The move reflects growing jitters among bankers and regulators that an influx of capital into commercial real estate lending is causing some in the business to take aggressive risks and could leave banks overexposed to a cyclical industry.
Banks like Bank of America and JPMorgan Chase & Company are choosing in some cases not to compete with small and mid-sized banks, hedge funds, and other financial institutions, which they fear are agreeing to lending terms and prices that would be unheard of in a less feverish environment.
“It’s becoming harder and harder to find transactions that make economic sense,” the head of commercial real estate banking at Bank of America, Eugene Godbold, said. “We’re seeing [loan] structures that have a much higher degree of leverage” than in past years.
“We’re not intentionally slowing down our business,” he added. “But there is an element of prudence that one should exercise in their business.”
JPMorgan executives apparently feel similarly. Growth in the bank’s commercial real estate lending slowed by four percentage points last year. “We did de-emphasize real estate a little bit for us, because we see the market isn’t pricing or returning what it should for the risk in many cases,” the New York bank’s commercial-banking chief, Todd Maclin, said.
The Federal Reserve, in a periodic survey of loan officers earlier this year, found a “considerable easing” of the standards that some banks have adopted for commercial real estate loans. Some bankers also reported lowering the interest rates they demand on such loans. Among the reasons bankers cited was greater competition from banks and other lenders.
The intensifying competition is in part yet another byproduct of the huge supply of capital in the hands of yield hungry investors. The same factor has driven the recent explosion in the markets for various asset-backed securities, which have become popular among hedge funds, insurance companies, and some foreign banks.

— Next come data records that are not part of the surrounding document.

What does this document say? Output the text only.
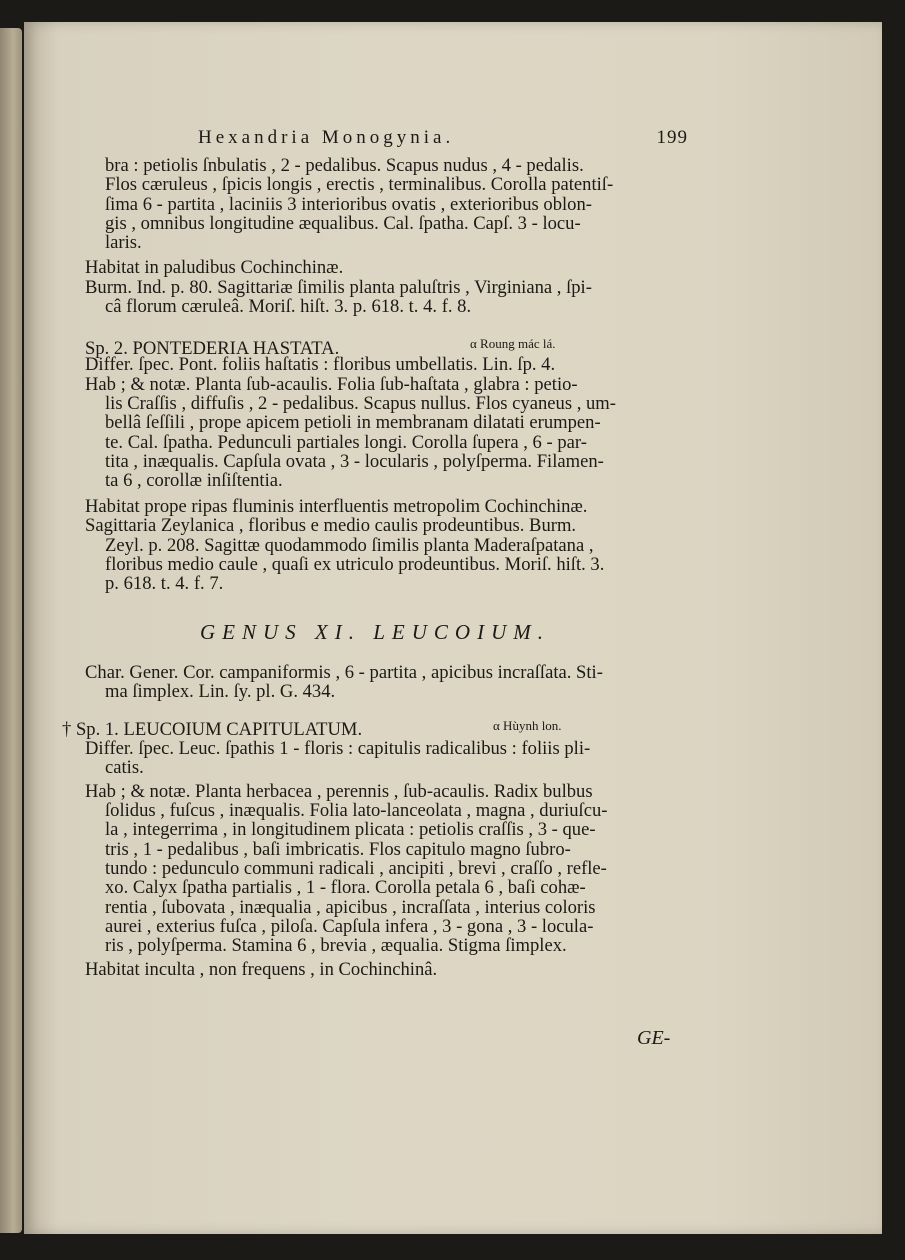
Hexandria Monogynia.	199
bra : petiolis ſnbulatis , 2 - pedalibus. Scapus nudus , 4 - pedalis.
Flos cæruleus , ſpicis longis , erectis , terminalibus. Corolla patentiſ-
ſima 6 - partita , laciniis 3 interioribus ovatis , exterioribus oblon-
gis , omnibus longitudine æqualibus. Cal. ſpatha. Capſ. 3 - locu-
laris.
Habitat in paludibus Cochinchinæ.
Burm. Ind. p. 80. Sagittariæ ſimilis planta paluſtris , Virginiana , ſpi-
câ florum cæruleâ. Moriſ. hiſt. 3. p. 618. t. 4. f. 8.
Sp. 2. PONTEDERIA HASTATA.	α Roung mác lá.
Differ. ſpec. Pont. foliis haſtatis : floribus umbellatis. Lin. ſp. 4.
Hab ; & notæ. Planta ſub-acaulis. Folia ſub-haſtata , glabra : petio-
lis Craſſis , diffuſis , 2 - pedalibus. Scapus nullus. Flos cyaneus , um-
bellâ ſeſſili , prope apicem petioli in membranam dilatati erumpen-
te. Cal. ſpatha. Pedunculi partiales longi. Corolla ſupera , 6 - par-
tita , inæqualis. Capſula ovata , 3 - locularis , polyſperma. Filamen-
ta 6 , corollæ inſiſtentia.
Habitat prope ripas fluminis interfluentis metropolim Cochinchinæ.
Sagittaria Zeylanica , floribus e medio caulis prodeuntibus. Burm.
Zeyl. p. 208. Sagittæ quodammodo ſimilis planta Maderaſpatana ,
floribus medio caule , quaſi ex utriculo prodeuntibus. Moriſ. hiſt. 3.
p. 618. t. 4. f. 7.
GENUS XI. LEUCOIUM.
Char. Gener. Cor. campaniformis , 6 - partita , apicibus incraſſata. Sti-
ma ſimplex. Lin. ſy. pl. G. 434.
† Sp. 1. LEUCOIUM CAPITULATUM.	α Hùynh lon.
Differ. ſpec. Leuc. ſpathis 1 - floris : capitulis radicalibus : foliis pli-
catis.
Hab ; & notæ. Planta herbacea , perennis , ſub-acaulis. Radix bulbus
ſolidus , fuſcus , inæqualis. Folia lato-lanceolata , magna , duriuſcu-
la , integerrima , in longitudinem plicata : petiolis craſſis , 3 - que-
tris , 1 - pedalibus , baſi imbricatis. Flos capitulo magno ſubro-
tundo : pedunculo communi radicali , ancipiti , brevi , craſſo , refle-
xo. Calyx ſpatha partialis , 1 - flora. Corolla petala 6 , baſi cohæ-
rentia , ſubovata , inæqualia , apicibus , incraſſata , interius coloris
aurei , exterius fuſca , piloſa. Capſula infera , 3 - gona , 3 - locula-
ris , polyſperma. Stamina 6 , brevia , æqualia. Stigma ſimplex.
Habitat inculta , non frequens , in Cochinchinâ.
GE-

To be sure, that trend also is in part a sign that the commercial real estate market remains robust. But some executives are worried that it’s overheating and that banks that compromise on the structure and pricing of loans risk getting burned.
“I’m from Texas, and I’ve seen this movie before,” Mr. Maclin said at an investor conference in late February. “I just think that you need to be careful and cautious when you’re dealing with these riskier loan classes, because they can come back to haunt you later.”
Such observations have fueled concerns among bank regulators. In January, a group of federal agencies proposed guidelines that would require banks to beef up their capital positions if certain commercial real estate loans comprise especially large chunks of their total loan portfolios.
If enacted, the new guidelines would primarily affect smaller banks, especially in the South and Midwest. Instead, it is executives at the bigger banks who seem to be taking steps to rein in the lending – even though their loan portfolios aren’t overly weighted toward loans and commercial projects like shopping malls and apartment complexes.